Garret was in a foul spirit, and thus had made the poor choice of just wanting to be alone with his misery. He slogged up a ship’s ladder from the protected deck. As he turned a corner, his ear caught a sound to which it was particularly attuned.
It was the sound of grief. His human ears hadn’t caught it, but his wolf ears had, even though he’d thought he was keeping the wolf deep asleep. The sound was being made by one his friends. That was why he had heard it. The wolf always awakened to protect friend or family. For that one service, at least, he could not bring himself to hate it.
It didn’t take long to find the source of the sound, or why it had caught his attention. It was Fishy, curled up behind a pile of crates. They were covered with a tarp and lashed to a bulkhead. They were potato crates, and they smelled of the musk of rich earth.

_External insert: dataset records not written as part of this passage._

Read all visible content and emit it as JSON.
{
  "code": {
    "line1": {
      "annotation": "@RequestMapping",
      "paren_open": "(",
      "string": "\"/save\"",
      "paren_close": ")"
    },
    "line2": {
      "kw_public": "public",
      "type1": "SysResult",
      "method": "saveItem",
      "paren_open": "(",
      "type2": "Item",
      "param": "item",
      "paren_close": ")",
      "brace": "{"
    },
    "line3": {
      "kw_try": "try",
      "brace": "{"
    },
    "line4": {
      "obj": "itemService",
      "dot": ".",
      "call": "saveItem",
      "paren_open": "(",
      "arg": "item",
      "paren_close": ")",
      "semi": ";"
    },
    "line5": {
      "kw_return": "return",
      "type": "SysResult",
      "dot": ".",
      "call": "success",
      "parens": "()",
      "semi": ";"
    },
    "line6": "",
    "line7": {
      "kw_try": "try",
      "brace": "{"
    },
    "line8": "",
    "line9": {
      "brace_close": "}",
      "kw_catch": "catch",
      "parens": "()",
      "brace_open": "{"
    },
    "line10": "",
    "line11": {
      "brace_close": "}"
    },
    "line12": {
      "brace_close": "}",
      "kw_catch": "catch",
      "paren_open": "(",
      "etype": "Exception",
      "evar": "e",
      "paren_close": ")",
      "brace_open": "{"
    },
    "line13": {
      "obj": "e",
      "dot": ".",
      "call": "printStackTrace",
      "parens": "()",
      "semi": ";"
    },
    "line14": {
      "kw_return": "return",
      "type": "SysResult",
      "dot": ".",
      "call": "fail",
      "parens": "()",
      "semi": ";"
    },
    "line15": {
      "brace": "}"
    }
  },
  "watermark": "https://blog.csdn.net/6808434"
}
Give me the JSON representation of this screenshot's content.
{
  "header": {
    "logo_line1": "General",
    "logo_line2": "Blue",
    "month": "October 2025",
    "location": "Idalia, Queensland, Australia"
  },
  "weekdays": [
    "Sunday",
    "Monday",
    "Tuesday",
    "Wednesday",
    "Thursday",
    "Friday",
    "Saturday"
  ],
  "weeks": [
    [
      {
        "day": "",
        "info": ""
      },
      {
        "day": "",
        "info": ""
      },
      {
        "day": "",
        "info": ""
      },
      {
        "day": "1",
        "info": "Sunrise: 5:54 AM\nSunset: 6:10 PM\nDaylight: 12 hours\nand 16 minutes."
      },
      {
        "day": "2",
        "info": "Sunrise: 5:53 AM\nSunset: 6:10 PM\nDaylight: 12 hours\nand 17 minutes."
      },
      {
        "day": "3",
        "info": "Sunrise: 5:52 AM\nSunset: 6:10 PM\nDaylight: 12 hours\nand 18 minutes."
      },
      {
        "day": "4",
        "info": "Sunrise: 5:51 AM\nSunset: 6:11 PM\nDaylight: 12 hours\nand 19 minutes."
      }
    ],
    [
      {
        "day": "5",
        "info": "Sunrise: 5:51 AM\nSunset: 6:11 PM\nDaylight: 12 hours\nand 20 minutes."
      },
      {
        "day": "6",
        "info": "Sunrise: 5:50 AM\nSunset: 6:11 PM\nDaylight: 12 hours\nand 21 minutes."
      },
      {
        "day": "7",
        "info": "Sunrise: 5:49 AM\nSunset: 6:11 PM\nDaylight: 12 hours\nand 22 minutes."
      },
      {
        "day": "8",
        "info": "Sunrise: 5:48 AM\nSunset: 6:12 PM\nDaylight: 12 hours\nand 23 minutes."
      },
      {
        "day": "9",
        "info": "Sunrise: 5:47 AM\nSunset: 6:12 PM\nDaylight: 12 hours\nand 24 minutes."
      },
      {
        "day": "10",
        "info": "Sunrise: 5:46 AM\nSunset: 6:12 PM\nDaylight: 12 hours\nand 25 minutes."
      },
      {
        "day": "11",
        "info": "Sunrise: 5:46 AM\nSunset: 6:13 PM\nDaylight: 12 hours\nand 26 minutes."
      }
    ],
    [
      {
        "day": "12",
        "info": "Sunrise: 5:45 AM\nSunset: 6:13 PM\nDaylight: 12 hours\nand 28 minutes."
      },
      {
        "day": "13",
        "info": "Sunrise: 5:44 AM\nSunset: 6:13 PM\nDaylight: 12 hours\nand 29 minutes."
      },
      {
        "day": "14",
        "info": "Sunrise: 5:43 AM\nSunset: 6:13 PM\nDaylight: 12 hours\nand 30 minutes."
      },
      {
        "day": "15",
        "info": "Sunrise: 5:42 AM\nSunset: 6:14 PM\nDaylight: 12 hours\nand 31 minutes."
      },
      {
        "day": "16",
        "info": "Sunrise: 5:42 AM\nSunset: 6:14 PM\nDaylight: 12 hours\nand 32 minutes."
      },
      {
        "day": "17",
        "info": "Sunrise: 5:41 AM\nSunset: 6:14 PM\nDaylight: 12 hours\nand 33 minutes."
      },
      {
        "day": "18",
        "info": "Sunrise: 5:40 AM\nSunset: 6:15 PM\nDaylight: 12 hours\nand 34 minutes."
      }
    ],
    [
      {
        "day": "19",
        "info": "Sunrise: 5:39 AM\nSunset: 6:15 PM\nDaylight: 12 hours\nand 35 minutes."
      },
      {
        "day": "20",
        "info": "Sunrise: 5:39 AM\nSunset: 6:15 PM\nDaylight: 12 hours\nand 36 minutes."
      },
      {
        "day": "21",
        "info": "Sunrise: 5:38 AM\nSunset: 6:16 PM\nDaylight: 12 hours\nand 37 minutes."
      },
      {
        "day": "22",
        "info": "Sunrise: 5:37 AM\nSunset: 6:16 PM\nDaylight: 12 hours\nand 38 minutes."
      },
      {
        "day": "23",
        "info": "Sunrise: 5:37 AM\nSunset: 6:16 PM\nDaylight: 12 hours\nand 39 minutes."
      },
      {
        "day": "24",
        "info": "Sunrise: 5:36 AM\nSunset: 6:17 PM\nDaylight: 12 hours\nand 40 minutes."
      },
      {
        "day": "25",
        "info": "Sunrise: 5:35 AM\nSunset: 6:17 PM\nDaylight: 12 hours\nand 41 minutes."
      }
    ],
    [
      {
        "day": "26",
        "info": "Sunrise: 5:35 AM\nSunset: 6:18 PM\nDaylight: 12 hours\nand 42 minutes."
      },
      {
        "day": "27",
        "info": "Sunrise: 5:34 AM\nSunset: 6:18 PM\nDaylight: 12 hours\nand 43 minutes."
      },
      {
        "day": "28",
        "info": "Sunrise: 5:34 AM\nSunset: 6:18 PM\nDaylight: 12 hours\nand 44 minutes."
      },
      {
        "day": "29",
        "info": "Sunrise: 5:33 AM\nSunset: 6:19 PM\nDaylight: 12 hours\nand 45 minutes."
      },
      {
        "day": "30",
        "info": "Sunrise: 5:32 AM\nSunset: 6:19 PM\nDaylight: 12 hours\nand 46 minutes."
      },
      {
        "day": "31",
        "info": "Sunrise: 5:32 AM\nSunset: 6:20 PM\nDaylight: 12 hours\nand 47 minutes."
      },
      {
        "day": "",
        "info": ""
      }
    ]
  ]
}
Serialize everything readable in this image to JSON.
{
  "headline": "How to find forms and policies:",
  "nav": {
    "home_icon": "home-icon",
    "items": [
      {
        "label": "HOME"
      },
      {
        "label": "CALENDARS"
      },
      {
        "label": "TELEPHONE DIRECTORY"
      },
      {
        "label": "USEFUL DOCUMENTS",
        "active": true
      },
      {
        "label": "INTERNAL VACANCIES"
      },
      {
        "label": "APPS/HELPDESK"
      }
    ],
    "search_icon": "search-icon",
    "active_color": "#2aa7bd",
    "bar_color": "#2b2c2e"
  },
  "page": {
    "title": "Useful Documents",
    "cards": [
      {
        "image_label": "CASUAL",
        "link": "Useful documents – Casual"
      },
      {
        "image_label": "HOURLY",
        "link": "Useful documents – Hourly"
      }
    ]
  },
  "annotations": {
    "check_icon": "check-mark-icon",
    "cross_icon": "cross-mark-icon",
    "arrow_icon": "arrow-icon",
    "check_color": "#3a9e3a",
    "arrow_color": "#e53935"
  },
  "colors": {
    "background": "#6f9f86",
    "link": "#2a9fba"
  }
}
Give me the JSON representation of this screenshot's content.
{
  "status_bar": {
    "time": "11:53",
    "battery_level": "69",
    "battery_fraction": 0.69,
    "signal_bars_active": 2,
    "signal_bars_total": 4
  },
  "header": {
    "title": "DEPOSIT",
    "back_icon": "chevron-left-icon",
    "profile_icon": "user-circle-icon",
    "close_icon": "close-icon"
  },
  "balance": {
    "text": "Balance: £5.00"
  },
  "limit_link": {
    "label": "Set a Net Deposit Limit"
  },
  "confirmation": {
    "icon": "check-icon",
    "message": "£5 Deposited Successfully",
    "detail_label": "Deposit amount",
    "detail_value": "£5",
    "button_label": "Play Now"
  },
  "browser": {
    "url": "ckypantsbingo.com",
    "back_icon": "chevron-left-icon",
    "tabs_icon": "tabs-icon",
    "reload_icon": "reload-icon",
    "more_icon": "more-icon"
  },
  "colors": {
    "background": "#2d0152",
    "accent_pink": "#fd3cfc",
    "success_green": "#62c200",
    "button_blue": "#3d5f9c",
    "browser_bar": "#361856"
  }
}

Behind them, sandwiched against the bulkhead that formed Kearsarge’s flank, Fishy cried for his brother, but he was not alone. Bert, the mangy, brain-damaged, dumber-than-a-rock cat was in his lap. Fishy was holding the bizarre little animal, but he wasn’t constraining it. Bert was there of his own free will. He wasn’t purring, but he slowly rubbed his head on Fishy’s neck as Fishy cradled him. Fishy cried and cried into the cat’s marmalade fur, but Bert made no protest. He stayed there, gently rubbing his head on the grieving boy, and curling the end of his tail back and forth around Fishy’s wrist.